The U.S. dollar edged lower in early European trade Friday, but remained near the previous session’s elevated levels after the release of sticky U.S. inflation data awakened the prospects of another Federal Reserve interest rate hike this year.
At 03:10 ET (07:10 GMT), the Dollar Index, which tracks the greenback against a basket of six other currencies, traded 0.1% lower at 106.222, just off Thursday’s high of 106.60, when the index registered its biggest one-day percentage jump since March.
U.S. CPI lifts chances of December Fed hike
Headline U.S. consumer prices grew at a faster-than-anticipated rate in September, data showed Thursday, potentially complicating the Federal Reserve’s upcoming policy decisions aimed at corraling elevated inflation.
The consumer price index registered a rise of 3.7% on an annual basis, the same pace as in August, and rose by a larger-than-forecast 0.4% month-on-month. Economists had expected readings of 3.6% and 0.3%.
This data stoked expectations that the Federal Reserve is perhaps not yet done with monetary tightening, boosting the dollar, even with many officials pointing to the recent run-up in Treasury yields as lessening the need to further tighten financial conditions.

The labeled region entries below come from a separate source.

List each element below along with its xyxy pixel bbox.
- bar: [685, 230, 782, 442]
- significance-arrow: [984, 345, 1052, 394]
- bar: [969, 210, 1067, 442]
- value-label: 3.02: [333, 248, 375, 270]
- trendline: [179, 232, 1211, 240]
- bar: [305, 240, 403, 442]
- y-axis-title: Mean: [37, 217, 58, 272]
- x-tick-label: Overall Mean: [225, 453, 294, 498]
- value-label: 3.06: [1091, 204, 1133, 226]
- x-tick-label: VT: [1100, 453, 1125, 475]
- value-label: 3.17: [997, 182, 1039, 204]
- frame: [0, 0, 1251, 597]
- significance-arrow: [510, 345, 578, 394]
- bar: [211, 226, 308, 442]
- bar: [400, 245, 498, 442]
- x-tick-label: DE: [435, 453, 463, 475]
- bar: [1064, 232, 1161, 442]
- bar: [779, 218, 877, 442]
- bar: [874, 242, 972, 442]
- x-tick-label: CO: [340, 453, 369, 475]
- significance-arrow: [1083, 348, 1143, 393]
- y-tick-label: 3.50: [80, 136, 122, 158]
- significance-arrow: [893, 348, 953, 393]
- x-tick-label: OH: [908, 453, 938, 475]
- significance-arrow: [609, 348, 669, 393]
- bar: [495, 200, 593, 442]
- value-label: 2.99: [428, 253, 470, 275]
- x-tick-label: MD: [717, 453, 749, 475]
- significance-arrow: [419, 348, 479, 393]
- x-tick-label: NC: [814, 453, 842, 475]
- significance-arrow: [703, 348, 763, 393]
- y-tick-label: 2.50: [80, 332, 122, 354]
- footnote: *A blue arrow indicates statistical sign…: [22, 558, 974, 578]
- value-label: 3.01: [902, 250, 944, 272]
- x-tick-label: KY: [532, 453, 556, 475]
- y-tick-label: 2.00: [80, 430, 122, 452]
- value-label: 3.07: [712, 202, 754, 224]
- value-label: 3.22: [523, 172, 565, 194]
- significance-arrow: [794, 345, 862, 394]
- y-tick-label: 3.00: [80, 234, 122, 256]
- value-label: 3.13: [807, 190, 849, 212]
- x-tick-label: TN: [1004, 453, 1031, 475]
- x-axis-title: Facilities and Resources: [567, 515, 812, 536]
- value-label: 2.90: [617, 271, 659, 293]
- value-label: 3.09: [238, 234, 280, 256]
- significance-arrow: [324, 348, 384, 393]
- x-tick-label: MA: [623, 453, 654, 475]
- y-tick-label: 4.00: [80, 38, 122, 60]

Markets are now pricing in about a 40% probability of a rate hike in December, versus a 28% chance before the report.
The University of Michigan’s consumer sentiment reading for October is due out later in the session, and traders will also be studying earnings from a number of major banks for clues about the health of the economy.

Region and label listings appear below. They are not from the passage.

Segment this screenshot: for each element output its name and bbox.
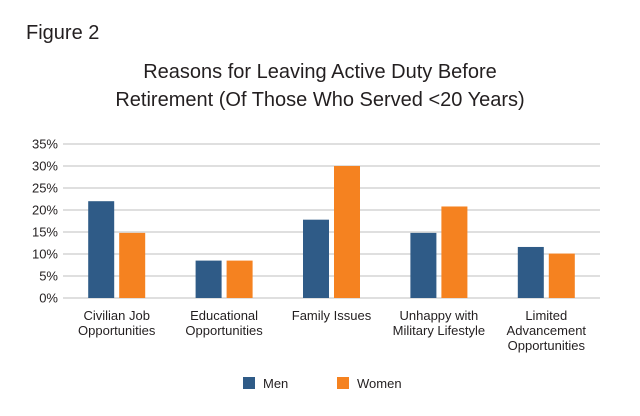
y-tick-label: 10% — [32, 247, 58, 262]
legend-swatch-women — [337, 377, 349, 389]
y-tick-label: 30% — [32, 159, 58, 174]
x-category-label: Limited Advancement Opportunities — [507, 308, 587, 353]
x-category-label: Educational Opportunities — [185, 308, 263, 338]
bar-women — [334, 166, 360, 298]
y-tick-label: 20% — [32, 203, 58, 218]
chart-title-line-2: Retirement (Of Those Who Served <20 Year… — [115, 89, 525, 111]
chart-title-line-1: Reasons for Leaving Active Duty Before — [143, 61, 497, 83]
y-tick-label: 35% — [32, 137, 58, 152]
legend-label-women: Women — [357, 376, 402, 391]
legend-label-men: Men — [263, 376, 288, 391]
bar-men — [195, 260, 222, 298]
bar-men — [517, 246, 544, 298]
bar-women — [548, 253, 575, 298]
y-tick-label: 5% — [39, 269, 58, 284]
figure-label: Figure 2 — [26, 22, 100, 44]
x-category-label: Unhappy with Military Lifestyle — [393, 308, 485, 338]
bar-women — [119, 232, 146, 298]
chart-title: Reasons for Leaving Active Duty Before R… — [0, 58, 640, 114]
y-tick-label: 0% — [39, 291, 58, 306]
bar-women — [441, 206, 468, 298]
bar-men — [410, 232, 437, 298]
bar-men — [303, 219, 329, 298]
x-category-label: Family Issues — [292, 308, 372, 323]
y-tick-label: 15% — [32, 225, 58, 240]
y-tick-label: 25% — [32, 181, 58, 196]
x-category-label: Civilian Job Opportunities — [78, 308, 156, 338]
legend-swatch-men — [243, 377, 255, 389]
bar-men — [88, 201, 115, 298]
bar-women — [226, 260, 253, 298]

Euro edges higher after French/Spanish CPI data
EUR/USD rose 0.1% to 1.0537, after a sharp drop during the previous session, with more inflation data emerging in the eurozone.

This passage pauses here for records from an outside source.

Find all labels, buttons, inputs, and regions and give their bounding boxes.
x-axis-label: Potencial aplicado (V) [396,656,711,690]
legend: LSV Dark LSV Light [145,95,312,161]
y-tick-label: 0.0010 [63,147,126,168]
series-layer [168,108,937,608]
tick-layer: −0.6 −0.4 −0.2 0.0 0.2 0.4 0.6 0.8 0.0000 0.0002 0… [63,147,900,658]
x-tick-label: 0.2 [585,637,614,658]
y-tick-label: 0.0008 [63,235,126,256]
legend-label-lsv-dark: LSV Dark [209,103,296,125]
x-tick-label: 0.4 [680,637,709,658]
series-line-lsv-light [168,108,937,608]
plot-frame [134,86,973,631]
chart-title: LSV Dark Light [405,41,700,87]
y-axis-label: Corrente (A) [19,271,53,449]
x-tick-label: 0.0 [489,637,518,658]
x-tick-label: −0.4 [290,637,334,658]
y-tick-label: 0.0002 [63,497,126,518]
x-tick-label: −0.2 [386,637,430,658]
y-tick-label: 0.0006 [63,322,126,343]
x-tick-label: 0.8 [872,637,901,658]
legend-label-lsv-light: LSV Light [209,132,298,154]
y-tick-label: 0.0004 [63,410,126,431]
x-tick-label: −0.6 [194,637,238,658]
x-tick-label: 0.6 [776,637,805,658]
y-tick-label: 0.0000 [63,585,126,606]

ECB policymaker Francois Villeroy de Galhau repeated his view on Thursday that the central bank should keep its key interest rate at its current level – the highest in its 25-year history – for as long as necessary to ensure inflation returns back to its 2% goal.
More weak Chinese trade data
USD/CNY rose 0.1% to 7.3078 after China’s exports for September shrank by 6.2% from a year earlier, while imports also declined by 6.2%, showing that the second-largest economy in the world remained in a difficult position.
That said, these figures both contracted at a slower pace than the previous month, adding to recent evidence that the world’s second-biggest economy is stabilising.